Michael Beach is playing this year’s Gonerfest on Fri., 9/26. Watch this space for the rest of his US tour dates to be announced in mid-July. In the meantime, please check out the first single, Poison Dart, from his forthcoming album, Big Black Plume, out this July on Goner Records.
On his fifth LP, Big Black Plume, Melbourne-based and Californian-born musician Michael Beach reveals the vitalizing power of connection in an often hostile world. Equally informed by the songwriting of Bill Fay and Peter Laughner, the minimalism of Tony Conrad and Terry Riley, and the rock and roll heart of the Goner Records roster, Big Black Plume provides deliberate compositions adorned with genuine madness. The songs on this album range from spare, textural ballads, to spiraling psychedelic overtures connected to a propulsive cosmic pulse.
"I was wrestling with the beauty and intensity of the natural world and coming to grips with the human destruction of it," says Beach. "I have an overwhelming sense that humans will come and go, and the world we depend on will outlast us."
Building on Beach's network from over 20 years of touring, engineering, and production work (in Melbourne, SF, and LA), and employment in independent touring venues, Big Black Plume features contributions from a murderers' row of talent.

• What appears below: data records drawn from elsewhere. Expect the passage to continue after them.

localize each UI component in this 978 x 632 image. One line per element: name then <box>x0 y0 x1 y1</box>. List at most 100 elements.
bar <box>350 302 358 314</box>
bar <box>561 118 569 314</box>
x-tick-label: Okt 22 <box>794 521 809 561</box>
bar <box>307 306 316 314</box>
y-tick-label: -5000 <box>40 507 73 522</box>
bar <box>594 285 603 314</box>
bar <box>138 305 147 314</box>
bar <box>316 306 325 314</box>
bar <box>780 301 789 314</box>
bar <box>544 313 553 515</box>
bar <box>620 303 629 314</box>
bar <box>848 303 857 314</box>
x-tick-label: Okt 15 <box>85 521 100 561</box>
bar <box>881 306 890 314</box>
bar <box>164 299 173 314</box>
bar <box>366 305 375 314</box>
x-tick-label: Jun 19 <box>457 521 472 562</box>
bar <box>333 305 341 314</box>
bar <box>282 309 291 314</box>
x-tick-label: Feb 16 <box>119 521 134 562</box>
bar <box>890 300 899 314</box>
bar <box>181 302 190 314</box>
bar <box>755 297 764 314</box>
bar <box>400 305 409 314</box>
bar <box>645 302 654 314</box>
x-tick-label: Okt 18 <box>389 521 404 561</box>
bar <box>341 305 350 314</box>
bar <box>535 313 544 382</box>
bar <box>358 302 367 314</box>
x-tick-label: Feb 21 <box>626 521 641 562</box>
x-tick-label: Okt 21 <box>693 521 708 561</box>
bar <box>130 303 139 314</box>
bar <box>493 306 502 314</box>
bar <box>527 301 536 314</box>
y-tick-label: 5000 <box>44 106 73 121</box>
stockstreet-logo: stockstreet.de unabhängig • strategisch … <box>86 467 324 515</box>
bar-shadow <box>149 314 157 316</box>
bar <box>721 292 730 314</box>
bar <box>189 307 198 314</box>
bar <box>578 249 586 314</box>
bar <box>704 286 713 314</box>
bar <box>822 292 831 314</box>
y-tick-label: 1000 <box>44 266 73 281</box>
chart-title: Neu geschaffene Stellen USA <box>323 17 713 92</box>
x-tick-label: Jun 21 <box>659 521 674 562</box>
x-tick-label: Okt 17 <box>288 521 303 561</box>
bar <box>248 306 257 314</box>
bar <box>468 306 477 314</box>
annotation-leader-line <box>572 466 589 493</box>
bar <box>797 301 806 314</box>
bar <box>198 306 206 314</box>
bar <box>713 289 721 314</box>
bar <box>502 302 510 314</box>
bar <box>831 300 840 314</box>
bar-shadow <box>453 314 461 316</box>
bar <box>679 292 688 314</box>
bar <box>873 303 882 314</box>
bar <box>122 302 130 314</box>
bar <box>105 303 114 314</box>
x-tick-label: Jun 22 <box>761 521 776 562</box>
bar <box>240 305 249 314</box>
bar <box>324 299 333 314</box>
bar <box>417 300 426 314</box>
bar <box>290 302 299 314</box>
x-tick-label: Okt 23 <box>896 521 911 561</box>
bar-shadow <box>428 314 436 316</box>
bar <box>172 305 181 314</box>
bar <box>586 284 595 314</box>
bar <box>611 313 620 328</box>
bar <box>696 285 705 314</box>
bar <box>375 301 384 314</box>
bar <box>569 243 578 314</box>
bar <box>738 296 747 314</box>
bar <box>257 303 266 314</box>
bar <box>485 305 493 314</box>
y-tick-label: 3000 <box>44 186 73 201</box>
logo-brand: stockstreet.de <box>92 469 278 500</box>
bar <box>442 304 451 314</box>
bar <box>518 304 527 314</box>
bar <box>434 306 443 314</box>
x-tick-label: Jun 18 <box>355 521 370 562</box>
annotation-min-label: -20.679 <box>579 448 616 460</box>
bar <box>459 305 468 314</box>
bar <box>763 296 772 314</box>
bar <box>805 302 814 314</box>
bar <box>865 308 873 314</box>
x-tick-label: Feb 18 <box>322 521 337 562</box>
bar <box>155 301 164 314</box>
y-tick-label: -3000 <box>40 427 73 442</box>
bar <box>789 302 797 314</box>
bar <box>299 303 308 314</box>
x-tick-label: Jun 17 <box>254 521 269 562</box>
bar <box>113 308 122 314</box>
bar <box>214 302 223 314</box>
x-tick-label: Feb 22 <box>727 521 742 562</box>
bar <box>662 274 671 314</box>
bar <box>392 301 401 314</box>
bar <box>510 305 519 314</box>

Produced by Beach and Gareth Liddiard (Tropical Fuck Storm), the record includes Dirty Three guitarist Mick Turner, The Necks bassist Lloyd Swanton, Tropical Fuck Storm members Gareth Liddiard and Fiona Kitschin, folk artist Leah Senior, Oren Ambarchi collaborator Joe Talia, and Comets on Fire's Utrillo Kushner, among others.
Big Black Plume was recorded over four different sessions. Phil Manley (Trans Am) engineered the album's two hardest-rocking songs, "Poison Dart" and "Sick Century", at El Studio in San Francisco, with Kushner on drums. A second session at Sydney's Golden Retriever (engineered by Tim Whitten) captured the album's improv and avant-inflected ballads, "No One Knows Any Better" and "I'm Gonna Need Ya," creating a special resonance through the interplay of Swanton's subtly winding acoustic bass and Talia's abstract but propulsive drums.

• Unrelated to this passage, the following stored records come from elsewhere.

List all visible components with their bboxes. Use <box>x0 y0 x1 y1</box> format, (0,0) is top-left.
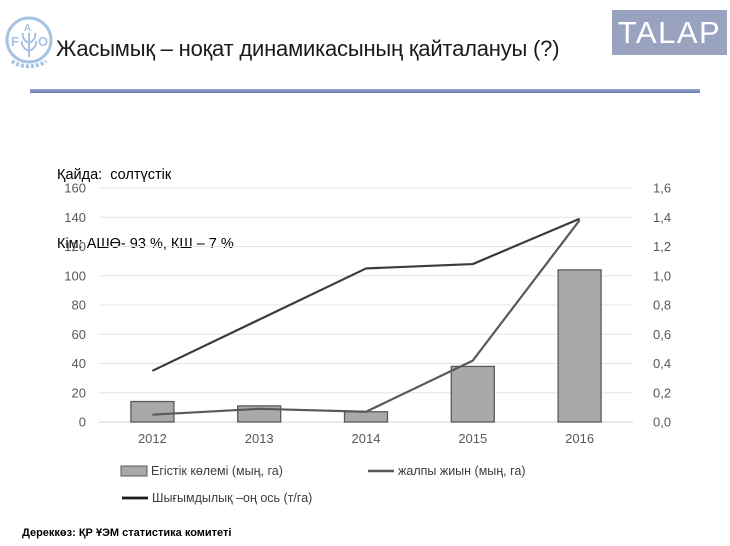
x-axis-label: 2012 <box>138 431 167 446</box>
svg-text:A: A <box>24 23 31 34</box>
bar-2015 <box>450 365 495 423</box>
bar-2014 <box>343 411 389 423</box>
combo-chart: 0 0,0 20 0,2 40 0,4 60 0,6 80 0,8 100 1,0 120 1,2 140 1… <box>64 181 671 506</box>
legend-swatch-bar <box>120 465 148 477</box>
bar-2012 <box>130 400 175 423</box>
left-axis-tick: 80 <box>72 298 86 313</box>
legend-label-harvest: жалпы жиын (мың, га) <box>398 464 526 478</box>
title-divider <box>30 89 700 93</box>
right-axis-tick: 1,0 <box>653 268 671 283</box>
fao-logo-icon: F O A <box>5 16 53 69</box>
legend-label-area: Егістік көлемі (мың, га) <box>151 464 283 478</box>
legend-label-yield: Шығымдылық –оң ось (т/га) <box>152 491 312 505</box>
left-axis-tick: 60 <box>72 327 86 342</box>
page-title: Жасымық – ноқат динамикасының қайталануы… <box>56 36 560 61</box>
right-axis-tick: 0,4 <box>653 356 671 371</box>
right-axis-tick: 0,0 <box>653 415 671 430</box>
right-axis-tick: 1,2 <box>653 239 671 254</box>
left-axis-tick: 100 <box>64 268 86 283</box>
svg-text:F: F <box>11 34 19 49</box>
line-left-axis <box>152 219 581 416</box>
right-axis-tick: 0,2 <box>653 385 671 400</box>
x-axis-label: 2014 <box>352 431 381 446</box>
x-axis-label: 2015 <box>458 431 487 446</box>
x-axis-label: 2016 <box>565 431 594 446</box>
right-axis-tick: 1,4 <box>653 210 671 225</box>
left-axis-tick: 120 <box>64 239 86 254</box>
left-axis-tick: 40 <box>72 356 86 371</box>
left-axis-tick: 0 <box>79 415 86 430</box>
right-axis-tick: 0,6 <box>653 327 671 342</box>
talap-logo: TALAP <box>612 10 727 55</box>
source-note: Дереккөз: ҚР ҰЭМ статистика комитеті <box>22 527 232 539</box>
chart-subtitle: Қайда: солтүстік Кім: АШӨ- 93 %, КШ – 7 … <box>57 118 234 302</box>
bar-2016 <box>557 269 602 423</box>
svg-text:O: O <box>38 34 48 49</box>
right-axis-tick: 1,6 <box>653 181 671 196</box>
left-axis-tick: 140 <box>64 210 86 225</box>
subtitle-line-who: Кім: АШӨ- 93 %, КШ – 7 % <box>57 236 234 252</box>
left-axis-tick: 160 <box>64 181 86 196</box>
subtitle-line-where: Қайда: солтүстік <box>57 167 172 183</box>
right-axis-tick: 0,8 <box>653 298 671 313</box>
x-axis-label: 2013 <box>245 431 274 446</box>
line-right-axis <box>151 217 581 372</box>
left-axis-tick: 20 <box>72 385 86 400</box>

'The Sea' (featuring Turner and Talia), 'Next To You,' and the album's electronic pieces and overdubs were recorded at Beach's Melbourne studio, EAP West. The album was completed in Nagambie with Liddiard adding finishing touches and guitar overdubs, and Kitschin singing backing vocals.

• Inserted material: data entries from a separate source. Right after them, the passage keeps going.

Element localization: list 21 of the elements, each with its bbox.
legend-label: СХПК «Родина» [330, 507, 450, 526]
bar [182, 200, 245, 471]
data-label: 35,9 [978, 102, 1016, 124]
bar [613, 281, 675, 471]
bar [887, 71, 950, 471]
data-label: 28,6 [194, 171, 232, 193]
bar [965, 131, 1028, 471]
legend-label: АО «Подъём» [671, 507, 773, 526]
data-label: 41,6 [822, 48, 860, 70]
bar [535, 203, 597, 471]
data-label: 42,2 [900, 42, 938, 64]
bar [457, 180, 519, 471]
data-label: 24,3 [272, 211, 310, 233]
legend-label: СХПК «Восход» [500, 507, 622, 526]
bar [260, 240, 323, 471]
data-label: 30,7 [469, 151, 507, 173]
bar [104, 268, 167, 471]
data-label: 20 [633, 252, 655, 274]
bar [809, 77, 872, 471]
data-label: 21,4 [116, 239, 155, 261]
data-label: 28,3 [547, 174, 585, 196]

Beach is a masterful songwriter--he writes songs as seen from 10,000 feet, from 6 feet under--from every angle. The songs here aren't stick-and-poke songs that will dry and fade on the skin, aimless prayers for jams; Beach has been making deliberate things for decades. Big Black Plume is a record about connections, mercurially curated, transforming individual contributions into something strikingly communal.
For the last decade, Beach has called Melbourne home, a city that knows the power of community--in myriad small venues like The Tote and The Old Bar, in community radio stations like RRR and PBS, in countless independent bands playing all genres every night, untouched by heavy industry. For a living, Beach teaches music (often to folks in those same small bands). He produces, engineers, or performs as a guest musician for friends’ bands (most recently for Tropical Fuck Storm on their forthcoming record Fairyland Codex). He worked for years at San Francisco's Hemlock Tavern, a hub in the American musical underground. For years, Beach has been carefully fostering musical connections - for the making of Big Black Plume, it was time to bring the community together.
Big Black Plume is out July 25th, 2025, on vital independent labels Poison City (Australia) and Goner Records (US / Rest of World). Beach will support Big Black Plume with headlining tour dates and festival appearances in Australia, the United States, and Europe, including Gonerfest in Memphis, TN, Rising in Melbourne, Dark Mofo in Tasmania, and Binic Folks Blues Fest in France.